Briefly
- Coinbase allegedly learned of a breach of data related to Outsourcing Company Rassay in January.
- Roguus employees are charged with missing customers’ information for bribes.
- The hackers demanded $ 20 million in Bitcoin from Coinbase, which the company refused.
In January, Coinbase became aware of a violation of clients who included her third -work contractor for months before publicly discovered the incident, Reuters reported Monday, citing six sources introduced to this question.
According to five former employees of RASSAWS, the violation was found to an Indian support agent who photographed his work computer screen by phone.
The employee and the alleged companies are suspicious that they have sold information about Coinbase Hacker users in exchange for bribe.
“We immediately reported this activity to the client,” Taswesus said Reutersadding that she abolished two employees for illegal approach and believed that violation was part of a wider, coordinated campaign that targets Coinbase and other service providers.
Decipher He joined Coinbase and Tassals for a comment.
Coin discovered The injury to the SEC on May 14 was followed by a blog on May 15th.
The company said the hackers were given the names of customers, addresses, masked banks and identical documents through a compromised assistant staff. No means taken or passwords taken.
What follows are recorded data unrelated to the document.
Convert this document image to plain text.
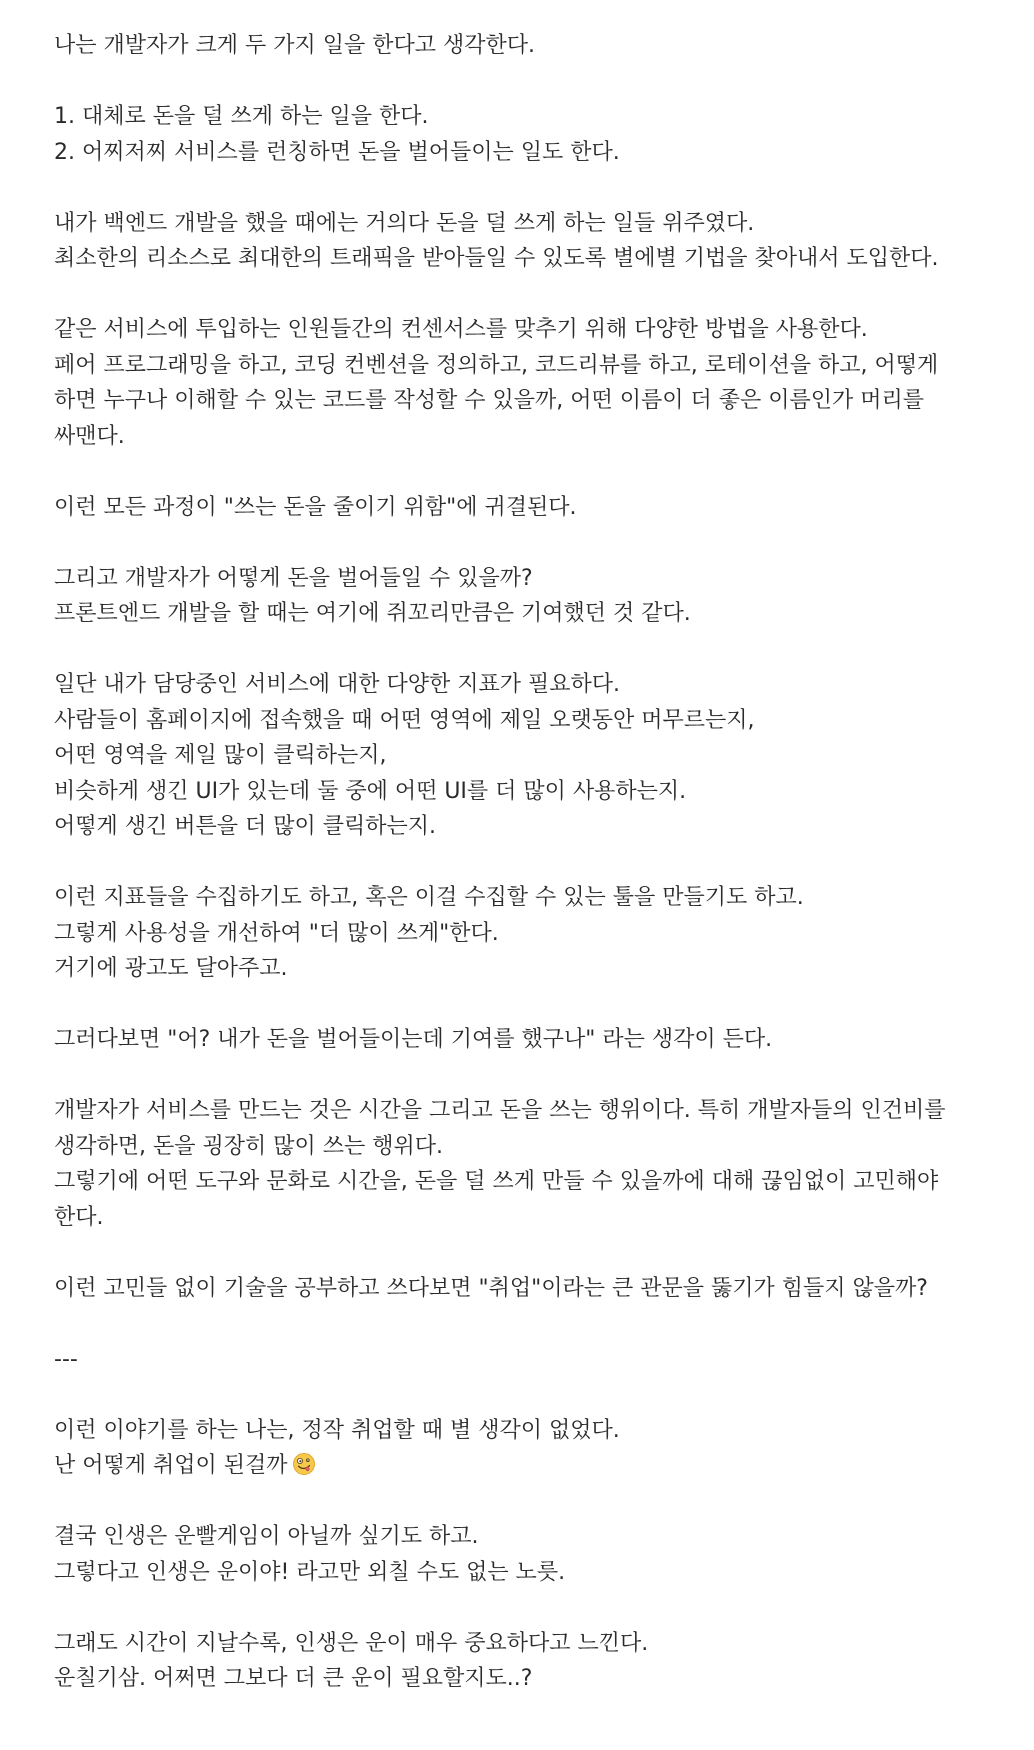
나는 개발자가 크게 두 가지 일을 한다고 생각한다.

1. 대체로 돈을 덜 쓰게 하는 일을 한다.

2. 어찌저찌 서비스를 런칭하면 돈을 벌어들이는 일도 한다.

내가 백엔드 개발을 했을 때에는 거의다 돈을 덜 쓰게 하는 일들 위주였다.

최소한의 리소스로 최대한의 트래픽을 받아들일 수 있도록 별에별 기법을 찾아내서 도입한다.

같은 서비스에 투입하는 인원들간의 컨센서스를 맞추기 위해 다양한 방법을 사용한다.

페어 프로그래밍을 하고, 코딩 컨벤션을 정의하고, 코드리뷰를 하고, 로테이션을 하고, 어떻게 하면 누구나 이해할 수 있는 코드를 작성할 수 있을까, 어떤 이름이 더 좋은 이름인가 머리를 싸맨다.

이런 모든 과정이 "쓰는 돈을 줄이기 위함"에 귀결된다.

그리고 개발자가 어떻게 돈을 벌어들일 수 있을까?

프론트엔드 개발을 할 때는 여기에 쥐꼬리만큼은 기여했던 것 같다.

일단 내가 담당중인 서비스에 대한 다양한 지표가 필요하다.

사람들이 홈페이지에 접속했을 때 어떤 영역에 제일 오랫동안 머무르는지,

어떤 영역을 제일 많이 클릭하는지,

비슷하게 생긴 UI가 있는데 둘 중에 어떤 UI를 더 많이 사용하는지.

어떻게 생긴 버튼을 더 많이 클릭하는지.

이런 지표들을 수집하기도 하고, 혹은 이걸 수집할 수 있는 툴을 만들기도 하고.

그렇게 사용성을 개선하여 "더 많이 쓰게"한다.

거기에 광고도 달아주고.

그러다보면 "어? 내가 돈을 벌어들이는데 기여를 했구나" 라는 생각이 든다.

개발자가 서비스를 만드는 것은 시간을 그리고 돈을 쓰는 행위이다. 특히 개발자들의 인건비를 생각하면, 돈을 굉장히 많이 쓰는 행위다.

그렇기에 어떤 도구와 문화로 시간을, 돈을 덜 쓰게 만들 수 있을까에 대해 끊임없이 고민해야 한다.

이런 고민들 없이 기술을 공부하고 쓰다보면 "취업"이라는 큰 관문을 뚫기가 힘들지 않을까?

---

이런 이야기를 하는 나는, 정작 취업할 때 별 생각이 없었다.

난 어떻게 취업이 된걸까

결국 인생은 운빨게임이 아닐까 싶기도 하고.

그렇다고 인생은 운이야! 라고만 외칠 수도 없는 노릇.

그래도 시간이 지날수록, 인생은 운이 매우 중요하다고 느낀다.

운칠기삼. 어쩌면 그보다 더 큰 운이 필요할지도..?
On May 11, Coinbase received a redemption request of Bitcoin of $ 20 million, which encouraged him to publicly report the information.
In addition, he said that an actor threatening received information by paying multiple contractors or employees in the roles for support for information from Coinbase internal systems and that “these cases of such staff who accessed data without business needs are independently discovered by the company’s safety monitoring in the previous months.”
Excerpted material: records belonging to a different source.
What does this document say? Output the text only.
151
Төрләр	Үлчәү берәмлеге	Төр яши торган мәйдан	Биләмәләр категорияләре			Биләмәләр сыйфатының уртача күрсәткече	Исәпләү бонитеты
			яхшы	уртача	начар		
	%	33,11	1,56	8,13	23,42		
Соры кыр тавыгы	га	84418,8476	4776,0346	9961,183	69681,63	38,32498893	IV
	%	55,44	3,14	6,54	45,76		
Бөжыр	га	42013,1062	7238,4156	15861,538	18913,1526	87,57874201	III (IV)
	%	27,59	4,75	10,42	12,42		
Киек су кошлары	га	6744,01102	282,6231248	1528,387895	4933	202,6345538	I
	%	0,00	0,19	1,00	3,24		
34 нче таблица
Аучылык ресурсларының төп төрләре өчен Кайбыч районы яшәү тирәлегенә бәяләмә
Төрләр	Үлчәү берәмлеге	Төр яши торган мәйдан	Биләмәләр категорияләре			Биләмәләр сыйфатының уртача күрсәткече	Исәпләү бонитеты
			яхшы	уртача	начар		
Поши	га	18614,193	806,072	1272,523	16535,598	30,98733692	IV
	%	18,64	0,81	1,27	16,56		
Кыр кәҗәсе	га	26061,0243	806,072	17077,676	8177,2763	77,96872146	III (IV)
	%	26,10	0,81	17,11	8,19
Reuters They reported that at least part of the violation was associated with Rassawers, an American outsourcing with over 61,000 employees in 12 countries.
“Then they tried to extort Coinbase for $ 20 million to cover it. We said no,” the company wrote. Executive director Brian Armstrong responded, offering a role in the amount of $ 20 million for information that led to the arrest of the attacker. “We will not pay your ransom,” he said in the video.
The company said the violation affected less than 1% of its users. Coinbase has since interrupted ties with the tascus and other foreign agents involved in the incident and claims they have strengthened internal control.
Breach aroused The shareholder’s lawsuit was filed on May 2nd at the Federal Court in Pennsylvania. Investor Brady Nesler accused Coinbase of violating the laws on securities by not quickly discovering violation and claimed that the company also concealed previous regulatory issues.
Coinbase shares have fallen 7% after the publication, but since then they have recovered, strengthened by its inclusion in the S&P 500.